И разумеется, там были белки. Сотни белок. Они пробирались через металлическую сетку, останавливались поглодать желудей, гонялись друг за другом, шумно скандалили, разбрасывали жестянки, пытались на них взобраться на ходу, падали, лезли снова, даже хватали их лапами. У них были тонкие, длинные пальцы, как у пианистов.
Первая белка, которую увидел Гэри, была занята тем, что закапывала под деревом еду про запас. Он подступил на шаг ближе – белка продолжала рыть как ни в чем не бывало. Наконец, умаявшись, вскарабкалась на ветку и разлеглась, растопырив лапы. Гэри засмеялся и сфотографировал ее.
Похоже, здесь у него заведется немало приятелей.
В выходные белки катались как сыр в масле. Гуляющие не давали им проходу. Дети со смехом бегали за ними по лужайкам, но стоило им оказаться слишком близко, белки в страхе отскакивали. Влюбленные, лежа в обнимку на широких газонах, бросали им крошки бутербродов. Белки перебегали от одних к другим в ожидании еды и одобрительных возгласов: пышный хвост торчком, вострые глазки. Они стаскивали добычу в дупла, в канавы, под кучу палой листвы и бежали обратно. И клянчили без устали.
Туристы даже протягивали белкам долларовые купюры. Но те, обнюхав ассигнации, в разочаровании удалялись короткими скачками, всем своим видом выражая презрение. За кого их принимают?
В выходные на белок валилось столько подарков – только поспевай запасать впрок. Зато по понедельникам…
По понедельникам они поспешно спускались с деревьев в поисках вчерашних знакомцев. Но лужайки были безлюдны, все друзья разошлись. Белки прыгали, коротко взвизгивали, вертели во все стороны головой, ждали, ждали и наконец убирались восвояси, поджав хвост, забирались обратно на деревья несолоно хлебавши. Их больше не любят. Они больше никому не нужны. Они сидели на ветках и таращились на пустые лужайки. Ни детей, ни бейсболистов… Никто не бросает им соленые орешки. Они свое отслужили. Занавес. Такова жизнь… Все-то думаешь, что тебе отмерена целая вечность, а тебя меж тем уже и забыли.
Поэтому по понедельникам, заходя размяться после долгого сидения на расшатанном табурете, Гэри кормил белок хлебным мякишем и орехами, чтобы хоть немного их подбодрить. Им ведь, наверное, тоже бывает одиноко, думал он, им тоже нужны друзья. Собственно, у нас, людей, с этими хвостатыми хулиганами много общего…
Он протягивал им руку, высматривал: с кем из них ему суждено сдружиться?

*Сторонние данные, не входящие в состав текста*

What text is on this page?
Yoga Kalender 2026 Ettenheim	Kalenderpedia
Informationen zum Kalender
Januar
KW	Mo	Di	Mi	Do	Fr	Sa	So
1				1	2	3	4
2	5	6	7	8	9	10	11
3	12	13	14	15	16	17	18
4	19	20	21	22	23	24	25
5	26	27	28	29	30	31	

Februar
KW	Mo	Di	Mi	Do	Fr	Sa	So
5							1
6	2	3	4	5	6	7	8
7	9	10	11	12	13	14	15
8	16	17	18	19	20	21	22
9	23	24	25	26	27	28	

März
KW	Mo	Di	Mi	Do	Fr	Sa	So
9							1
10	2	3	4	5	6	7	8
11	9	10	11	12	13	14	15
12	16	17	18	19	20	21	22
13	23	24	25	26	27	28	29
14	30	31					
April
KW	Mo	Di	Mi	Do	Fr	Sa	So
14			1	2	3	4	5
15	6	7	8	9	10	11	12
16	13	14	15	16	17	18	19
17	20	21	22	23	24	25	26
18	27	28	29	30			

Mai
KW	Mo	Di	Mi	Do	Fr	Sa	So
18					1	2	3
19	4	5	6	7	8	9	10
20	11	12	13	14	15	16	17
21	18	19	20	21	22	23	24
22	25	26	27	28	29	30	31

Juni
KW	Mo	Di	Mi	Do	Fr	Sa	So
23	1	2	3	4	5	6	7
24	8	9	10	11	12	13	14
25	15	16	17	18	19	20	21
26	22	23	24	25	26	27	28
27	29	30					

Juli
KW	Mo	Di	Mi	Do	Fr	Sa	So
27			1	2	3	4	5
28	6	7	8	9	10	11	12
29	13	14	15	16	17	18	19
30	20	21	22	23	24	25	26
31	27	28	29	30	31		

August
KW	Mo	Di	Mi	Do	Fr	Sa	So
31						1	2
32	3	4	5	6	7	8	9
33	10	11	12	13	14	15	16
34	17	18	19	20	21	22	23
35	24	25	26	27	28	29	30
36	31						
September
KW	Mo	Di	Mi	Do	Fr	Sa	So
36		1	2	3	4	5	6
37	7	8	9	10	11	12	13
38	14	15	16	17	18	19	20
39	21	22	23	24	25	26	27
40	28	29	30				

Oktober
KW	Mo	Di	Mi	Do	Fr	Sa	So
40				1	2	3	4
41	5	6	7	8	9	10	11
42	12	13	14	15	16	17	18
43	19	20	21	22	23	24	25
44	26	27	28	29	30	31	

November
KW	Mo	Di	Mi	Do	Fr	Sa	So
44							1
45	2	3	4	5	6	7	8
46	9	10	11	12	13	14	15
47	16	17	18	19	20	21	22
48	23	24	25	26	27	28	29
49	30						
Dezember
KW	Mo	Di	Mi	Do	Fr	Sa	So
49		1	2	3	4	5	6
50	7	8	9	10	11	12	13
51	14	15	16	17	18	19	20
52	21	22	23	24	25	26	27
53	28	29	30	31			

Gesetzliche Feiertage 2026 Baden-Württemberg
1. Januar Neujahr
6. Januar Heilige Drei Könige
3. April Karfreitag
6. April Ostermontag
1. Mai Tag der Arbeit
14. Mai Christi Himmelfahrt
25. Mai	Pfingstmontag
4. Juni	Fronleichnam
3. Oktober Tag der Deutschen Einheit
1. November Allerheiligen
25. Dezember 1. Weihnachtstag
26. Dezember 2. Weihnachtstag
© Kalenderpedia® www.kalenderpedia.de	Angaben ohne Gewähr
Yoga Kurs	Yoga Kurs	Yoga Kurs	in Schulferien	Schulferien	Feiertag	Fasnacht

Которая из этих одинаковых серых белок окажется самой нахальной, самой хитрой, чтобы стать ему другом?
Ему вспоминались рыжие белки из замка Кричтон. Миссис Хауэлл больше не звонила. И шут с ней!
Все это, казалось, было так давно, так неправдоподобно… Эти воспоминания относились к кому-то другому. К кому-то прежнему – тому, кем он уже давно не был. Он растягивался на лужайке и катал по траве последние орехи.
Иногда звонил бабушке и бодро докладывал: «Порядок, ба, большой город меня еще не подмял. И я трачу не все твои деньги». Про себя он добавлял: «Не очень-то мне нравится жить на эти деньги…» Конечно, нужно признать, что без этого пособия ему пришлось бы туго, но он твердо знал: в один прекрасный день он вернет этот долг до последнего гроша.
– Можешь мной гордиться! Утром я занимаюсь на фортепиано, а после обеда работаю в булочной, мешу тесто.
– У тебя же нет разрешения на работу! – ужасалась бабушка.
– Смотри-ка, ты в курсе, что здесь нужно разрешение на работу! Скажи на милость, ба, откуда ты такая подкованная?
– Знаешь, между прочим, мне в войну приходилось затягивать пояс, как и всем… У меня тоже была продуктовая карточка, и с маслом для кексов было не разгуляться.
– Вот поэтому тебя и любит твой добрый народ, ба. У тебя живое сердце, не протокольное.
В ответ раздавался короткий сухой смешок.
– Вот выставят тебя из страны с волчьим билетом!.. И плакали тогда твоя учеба и планы на будущее.
– Там есть черный ход. Заявится полиция – смоюсь.
Бабушка откашливалась и говорила: «Спасибо, что не забываешь. Матери тоже позваниваешь?..»
С матерью Гэри говорить пока не мог. Он писал ей, конечно, по электронной почте, рассказывал, как ему живется, и добавлял: «Скоро смогу и разговаривать нормально, когда избуду всю злость». Но он и сам толком не понимал, на что злится. Непонятно было даже, на мать ли он злится на самом деле.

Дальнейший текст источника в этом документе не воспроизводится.